Department of Medical Sciences, Cumming School of Medicine, University of Calgary, Calgary, AB, Canada.
Biophys J. 2025 Jan 7;124(1):77-92. doi: 10.1016/j.bpj.2024.11.003. Epub 2024 Nov 6.
All living cells vibrate depending on metabolism. It has been hypothesized that vibrations are unique for a given phenotype and thereby suitable to diagnose cancer type and stage and to pre-assess the effectiveness of pharmaceutical treatments in real time. However, cells exhibit highly variable vibrational signals, can be subject to environmental noise, and may be challenging to differentiate, having so far limited the phenomenon's applicability. Here, we combined the sensitive method of force spectroscopy using optical tweezers with comprehensive statistical analysis. After data acquisition, the signal was decomposed into its spectral components via fast Fourier transform. Peaks were parameterized and subjected to principal-component analysis to perform an unbiased multivariate statistical evaluation. This method, which we term cell vibrational profiling (CVP), systematically assesses cellular vibrations. To validate the CVP technique, we conducted experiments on five U251 glioblastoma cells, using 8- to 10-μm polystyrene beads as a control for comparison. We collected raw data using optical tweezers, segmenting into 150+ 5-s intervals. Each segment was converted into power spectra representing a frequency resolution of 10,000 Hz for both cells and controls. U251 glioblastoma cells exhibited significant vibrations at 402.6, 1254.6, 1909.0, 2169.4, and 3462.8 Hz (p < 0.0001). This method was further verified with principal-component analysis modeling, which revealed that, in cell-cell comparisons using the selected frequencies, overlap frequently occurred, and clustering was difficult to discern. In contrast, comparison between cell-bead models showed that clustering was easily distinguishable. Our paper establishes CVP as an unbiased, comprehensive technique to analyze cell vibrations. This technique effectively differentiates between cell types and evaluates cellular responses to therapeutic interventions. Notably, CVP is a versatile, cell-agnostic technique requiring minimal sample preparation and no labeling or external interference. By enabling definitive phenotypic assessments, CVP holds promise as a diagnostic tool and could significantly enhance the evaluation of pharmaceutical treatments.

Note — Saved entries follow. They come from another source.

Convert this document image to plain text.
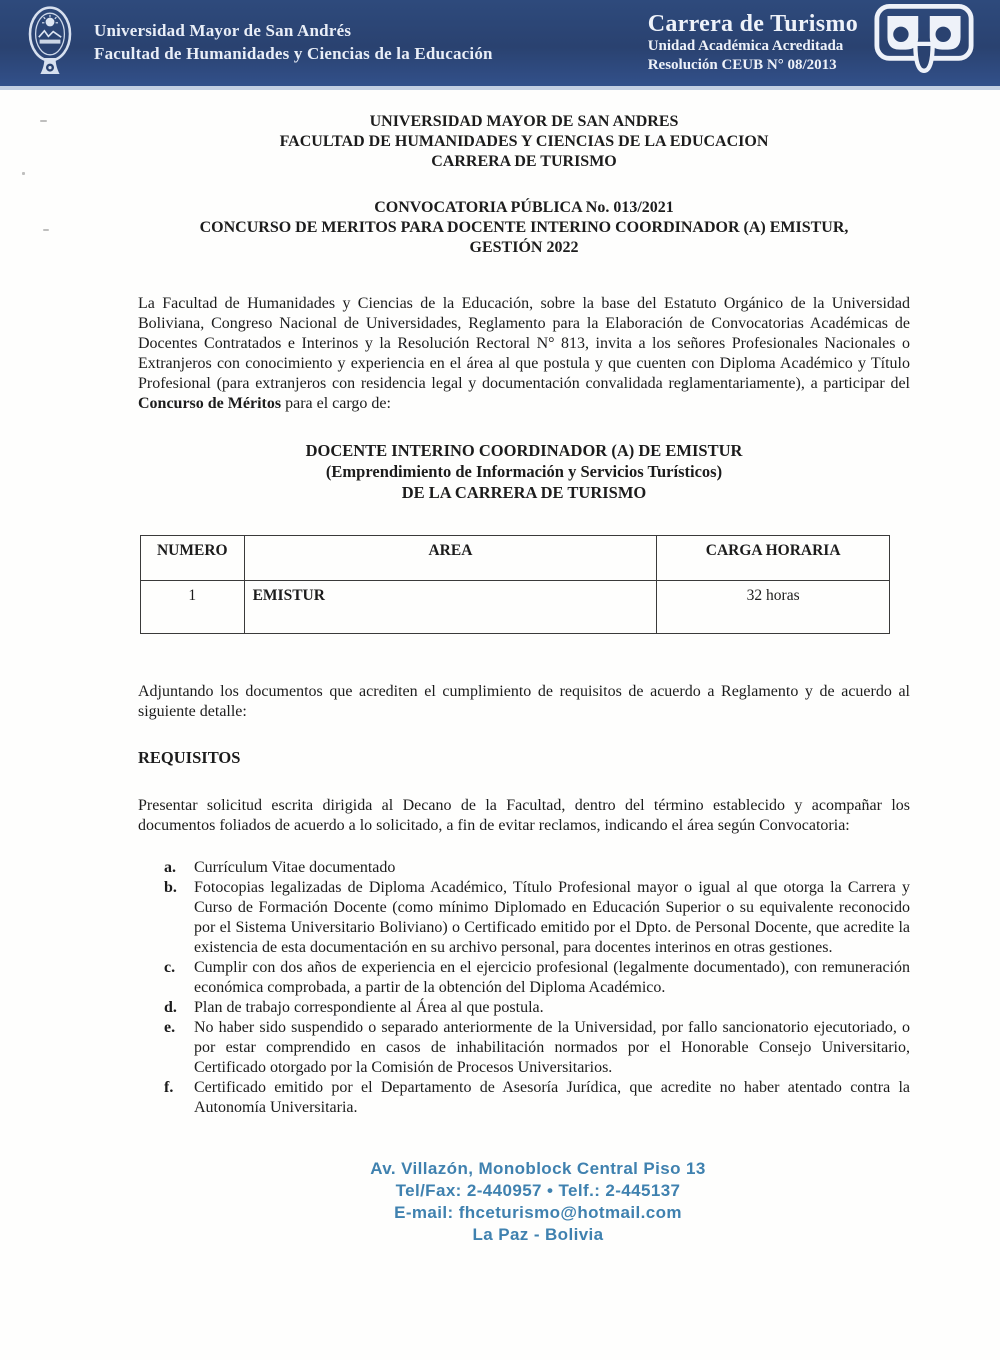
Universidad Mayor de San Andrés
Facultad de Humanidades y Ciencias de la Educación
Carrera de Turismo
Unidad Académica Acreditada
Resolución CEUB N° 08/2013
UNIVERSIDAD MAYOR DE SAN ANDRES
FACULTAD DE HUMANIDADES Y CIENCIAS DE LA EDUCACION
CARRERA DE TURISMO
CONVOCATORIA PÚBLICA No. 013/2021
CONCURSO DE MERITOS PARA DOCENTE INTERINO COORDINADOR (A) EMISTUR,
GESTIÓN 2022

La Facultad de Humanidades y Ciencias de la Educación, sobre la base del Estatuto Orgánico de la Universidad Boliviana, Congreso Nacional de Universidades, Reglamento para la Elaboración de Convocatorias Académicas de Docentes Contratados e Interinos y la Resolución Rectoral N° 813, invita a los señores Profesionales Nacionales o Extranjeros con conocimiento y experiencia en el área al que postula y que cuenten con Diploma Académico y Título Profesional (para extranjeros con residencia legal y documentación convalidada reglamentariamente), a participar del Concurso de Méritos para el cargo de:

DOCENTE INTERINO COORDINADOR (A) DE EMISTUR
(Emprendimiento de Información y Servicios Turísticos)
DE LA CARRERA DE TURISMO
NUMERO	AREA	CARGA HORARIA
1	EMISTUR	32 horas

Adjuntando los documentos que acrediten el cumplimiento de requisitos de acuerdo a Reglamento y de acuerdo al siguiente detalle:

REQUISITOS

Presentar solicitud escrita dirigida al Decano de la Facultad, dentro del término establecido y acompañar los documentos foliados de acuerdo a lo solicitado, a fin de evitar reclamos, indicando el área según Convocatoria:

a.	Currículum Vitae documentado
b.	Fotocopias legalizadas de Diploma Académico, Título Profesional mayor o igual al que otorga la Carrera y Curso de Formación Docente (como mínimo Diplomado en Educación Superior o su equivalente reconocido por el Sistema Universitario Boliviano) o Certificado emitido por el Dpto. de Personal Docente, que acredite la existencia de esta documentación en su archivo personal, para docentes interinos en otras gestiones.
c.	Cumplir con dos años de experiencia en el ejercicio profesional (legalmente documentado), con remuneración económica comprobada, a partir de la obtención del Diploma Académico.
d.	Plan de trabajo correspondiente al Área al que postula.
e.	No haber sido suspendido o separado anteriormente de la Universidad, por fallo sancionatorio ejecutoriado, o por estar comprendido en casos de inhabilitación normados por el Honorable Consejo Universitario, Certificado otorgado por la Comisión de Procesos Universitarios.
f.	Certificado emitido por el Departamento de Asesoría Jurídica, que acredite no haber atentado contra la Autonomía Universitaria.
Av. Villazón, Monoblock Central Piso 13
Tel/Fax: 2-440957 • Telf.: 2-445137
E-mail: fhceturismo@hotmail.com
La Paz - Bolivia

所有活细胞都会根据新陈代谢而振动。据推测,振动对于给定的表型是独特的,因此适合于诊断癌症类型和阶段,并实时预评估药物治疗的有效性。然而,细胞表现出高度可变的振动信号,可能会受到环境噪声的影响,并且可能难以区分,这限制了该现象目前的适用性。在此,我们将使用光镊的力谱敏感方法与全面的统计分析相结合。数据采集后,通过快速傅里叶变换将信号分解为其频谱成分。对峰值进行参数化,并进行主成分分析以进行无偏多元统计评估。我们将这种方法称为细胞振动分析(CVP),它系统地评估细胞振动。为了验证CVP技术,我们使用8至10μm的聚苯乙烯珠作为对照,对五个U251胶质母细胞瘤细胞进行了实验。我们用光镊收集原始数据,将其分割成150个+5秒的间隔。每个片段都转换为功率谱,代表细胞和对照的频率分辨率均为10,000Hz。U251胶质母细胞瘤细胞在402.6、1254.6、1909.0、2169.4和3462.8Hz处表现出明显的振动(p<0.0001)。通过主成分分析模型进一步验证了该方法,结果表明,在使用选定频率进行细胞间比较时,经常会出现重叠,并且聚类难以辨别。相比之下,细胞-珠模型之间的比较表明聚类很容易区分。我们的论文将CVP确立为一种无偏、全面的分析细胞振动的技术。该技术有效地区分细胞类型,并评估细胞对治疗干预的反应。值得注意的是,CVP是一种通用的、与细胞无关的技术,只需要最少的样品制备,无需标记或外部干扰。通过能够进行明确的表型评估,CVP有望成为一种诊断工具,并可显著增强药物治疗的评估。